Tools for predicting variant effects, identifying neutral and pathogenic mutations.

Name	Reference	MCC	Comments
^*SIFT	[88, 89]	0.30 (unweighted)	It is a highly cited with many projects using and citing it since 2001, uses available evolutionary information and is continually updated, is easy to use through VEP, and provides two classifications: “deleterious” and “tolerated.”

^*PolyPhen-2	[42]	0.43	It provides a high quality multiple sequence alignment pipeline and is optimized for high-throughput analysis of NGS data, is cited and used by many projects of different types, is easy to use through VEP, and provides three classifications: “probably damaging,” “possibly damaging,” and “benign.”

^*FATHMM	[43]	0.72	It is a high performing prediction tool. Clear examples are available on the website. It offers flexibility to the user for weighted (trained using inherited disease causing mutations) and unweighted (conservation-based approach) predictions and also offers protein domain-phenotype association information, and has options for cancer-specific predictions (FATHMM-Cancer) and predictions for noncoding variants (FATHMM-MKL).

GERP++ (and GERP)	[90–92]	N/A	It determines constrained elements within the human genome; therefore variants in them are likely to induce functional changes. Can provide unique details about the candidate variant(s).

PhyloP	[93]	N/A	It helps detect nonneutral substitutions, similar aim with GERP.

CADD	[11]	—	It provides annotation and scores for all variants in the genome considering a wide range of biological features.

GWAVA	[13]	—	It provides predictions for variants in the noncoding part of the genome.

^*SNAP	[94]	0.47	It predicts the effects of nonsynonymous polymorphisms and is cited and used many times and should be used to check whether the predicted effect is matched by the putative causal variant. However it was labelled “too slow” for high throughput analyses by [46].

PupaSuite	[95]	—	It identifies functional SNPs using the SNPeffect [96] database and evolutionary information.

Mutation Assessor-2	[97]	—	It predicts the impact of protein mutations and is user friendly website and accepts many formats.

^*PANTHER	[98, 99]	0.53 (unweighted)	It predicts the effect of amino acid change based on protein evolutionary relationships. It provides a number ranging from 0 (neutral) to −10 (most likely deleterious) and allows the user to decide on the “deleteriousness” threshold. It is constantly updated making it a very reliable tool.

CONDEL-2	[45]	—	It combines FATHMM and Mutation Assessor (as of version 2) in order to improve prediction. It theoretically outperforms the tools it is using in comparison to when the tools are used individually.

^*MutPred	[44]	0.63	It predicts whether a missense mutation is going to be harmful or not based on a variety of features such as sequence conservation, protein structure, and functional annotations and is praised in recent comparative study by [46].

^*SNPs&GO	[100]	0.65	It is reported to have performed best amongst many prediction tools in [46] and provides two classifications: “disease related” and “neutral.”

Human Splicing Finder	[47]	N/A	It predicts the effect of noncoding variants in terms of alteration of splicing. Useful for compound heterozygotes if one allele is intronic.

Others	[101–104]	0.190.430.40—	^nsSNPAnalyzer (requires 3D structure coordinates), ^PhD SNP, ^*Polyphen (not supported any more), and PMUT

Many methods have been developed to predict the functional effect of variants in the genome. Many of the tools listed above use different features and datasets to predict these effects. This is not an exhaustive list of all prediction tools but a collection of the most used/cited ones.

*Comprehensive information about the prediction tool including accuracy, specificity, and sensitivity available in [43, 46]. N/A: not applicable. MCC: Matthew's correlation coefficient. MCCs are obtained from [43].

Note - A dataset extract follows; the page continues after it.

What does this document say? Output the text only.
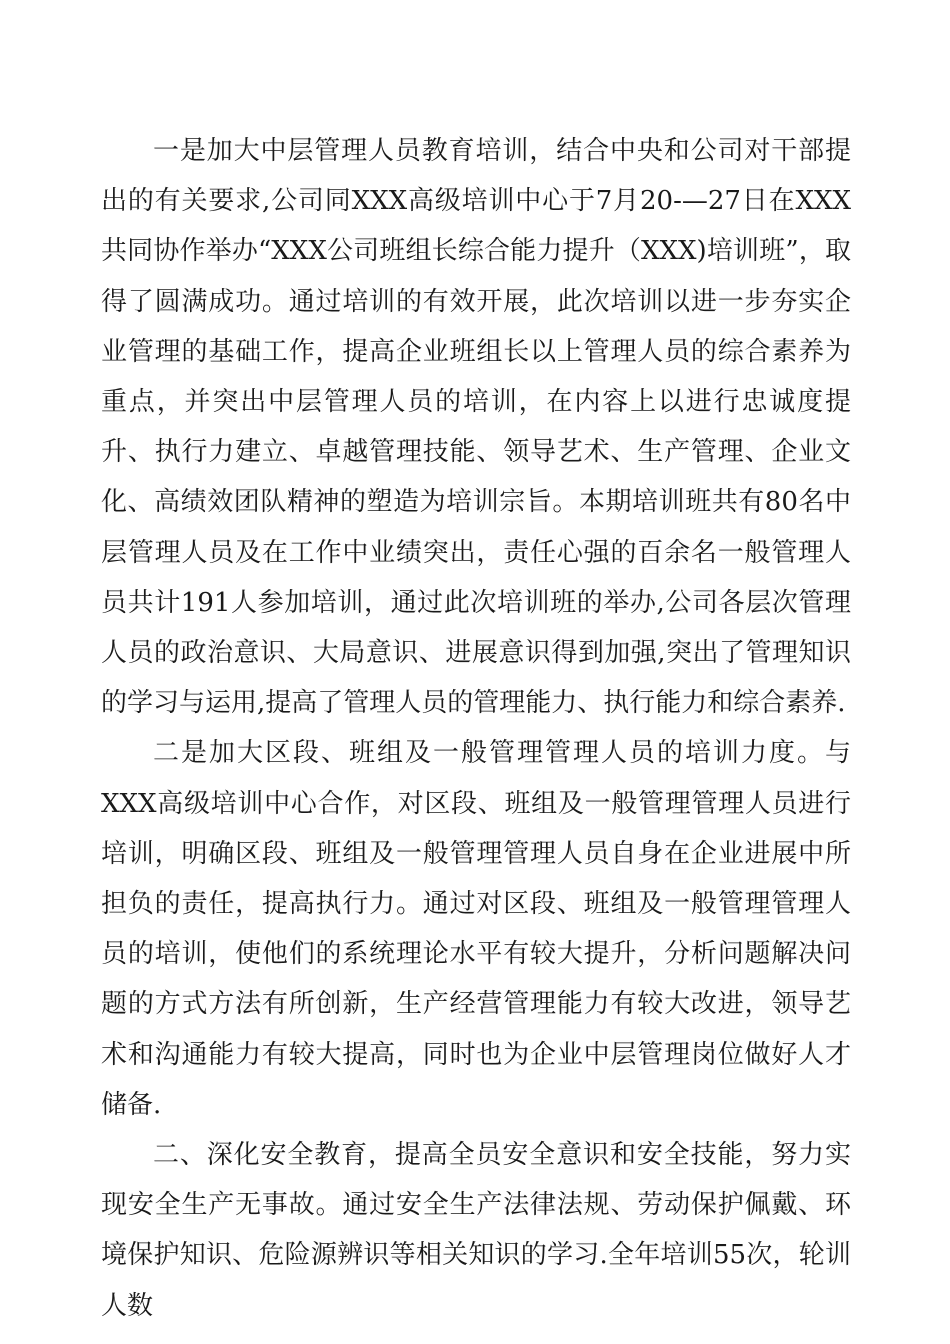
一是加大中层管理人员教育培训，结合中央和公司对干部提出的有关要求,公司同XXX高级培训中心于7月20-—27日在XXX共同协作举办“XXX公司班组长综合能力提升（XXX)培训班”，取得了圆满成功。通过培训的有效开展，此次培训以进一步夯实企业管理的基础工作，提高企业班组长以上管理人员的综合素养为重点，并突出中层管理人员的培训，在内容上以进行忠诚度提升、执行力建立、卓越管理技能、领导艺术、生产管理、企业文化、高绩效团队精神的塑造为培训宗旨。本期培训班共有80名中层管理人员及在工作中业绩突出，责任心强的百余名一般管理人员共计191人参加培训，通过此次培训班的举办,公司各层次管理人员的政治意识、大局意识、进展意识得到加强,突出了管理知识的学习与运用,提高了管理人员的管理能力、执行能力和综合素养.

二是加大区段、班组及一般管理管理人员的培训力度。与XXX高级培训中心合作，对区段、班组及一般管理管理人员进行培训，明确区段、班组及一般管理管理人员自身在企业进展中所担负的责任，提高执行力。通过对区段、班组及一般管理管理人员的培训，使他们的系统理论水平有较大提升，分析问题解决问题的方式方法有所创新，生产经营管理能力有较大改进，领导艺术和沟通能力有较大提高，同时也为企业中层管理岗位做好人才储备.

二、深化安全教育，提高全员安全意识和安全技能，努力实现安全生产无事故。通过安全生产法律法规、劳动保护佩戴、环境保护知识、危险源辨识等相关知识的学习.全年培训55次，轮训人数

These prediction algorithms are, as their name suggests, only there to make predictions about whether a variant is expected to be functionally disruptive or not. Thus their main purpose is to enable researchers to rank certain variants higher than others in order for them to be studied in a systematic way. Thus they do not “prove” anything about the causality of the variant. The variants predicted “deleterious” still require following up through replication and/or functional studies. Also disagreements amongst different tools can be observed which can lead to different interpretations about the evolutionary history of the variant (e.g., same function conserved throughout different species or a recently acquired function). Users of prediction algorithms should be aware of how these algorithms derive their predictions and then decide whether the tool can be generalized to their datasets. For example, those interested in somatic mutations should choose cancer-specific algorithms for example, FATHMM-Cancer [49] and SPF-Cancer [50], given that germline variant prediction algorithms are incapable of discriminating between cancer driver mutations and other germline mutations.

3.3. Further Filtering/Ranking

With current knowledge, there are approximately fifty synonymous mutations with proven causality, complex traits and Mendelian disorders combined [51]. This is a very small proportion when compared to the thousands of published clinically relevant nonsynonymous (i.e., missense and nonsense) mutations. Therefore, when filtering variants for rare monogenic disorders, not taking noncoding variants and synonymous variants into account in the initial stages is a pragmatic choice. If ranking is preferred, then tools such as SilVA [52], which ranks all synonymous variants, and CADD [11] which ranks all variants (including synonymous variants) in the VCF files should be used. Highly penetrant (Mendelian or common-complex) disease causal variants are expected to be very rare; therefore most of them should not appear in publicly available datasets. However filtering all variants present in dbSNP which is common practice should not be carried out as amplification and/or sequencing errors as well as potentially causal variants are known to make their way into this database (see references [53, 54] for details). Thus use of a MAF threshold (e.g., ≤0.1% in 1000 genomes and/or EVS) is a wiser choice in contrast to using absence in dbSNP as a filter. Upon completion of these steps, a smaller subset of variants with strong candidacy will remain for further follow up to determine causality. Another initially pragmatic choice is to filter out all the annotations except for the “canonical” transcripts (i.e., longest transcript of a gene, if several exist) as this can reduce the amount of variants present in the Ensembl VEP (or ANNOVAR) annotated files considerably (~5x fold). However, this can be a problem for genes where the canonical transcript does not contain all the exons present within the gene, as a mutation which falls in an exon which is not present in the canonical transcript will not be observed in the filtered file (coded “CANONICAL” in Ensembl VEP annotated variants). As many online tools are expected to keep logs of the processes undergoing in their servers, to protect the confidentiality of genetic information, downloading a local version of the chosen tools (or the VEP cache from the Ensembl website) is recommended. VEP also enables the incorporation of many other annotations (e.g., conservation scores, is variant position present in HGMD public version, whether variant is cited in PubMed), which will make the screening and filtering steps more manageable.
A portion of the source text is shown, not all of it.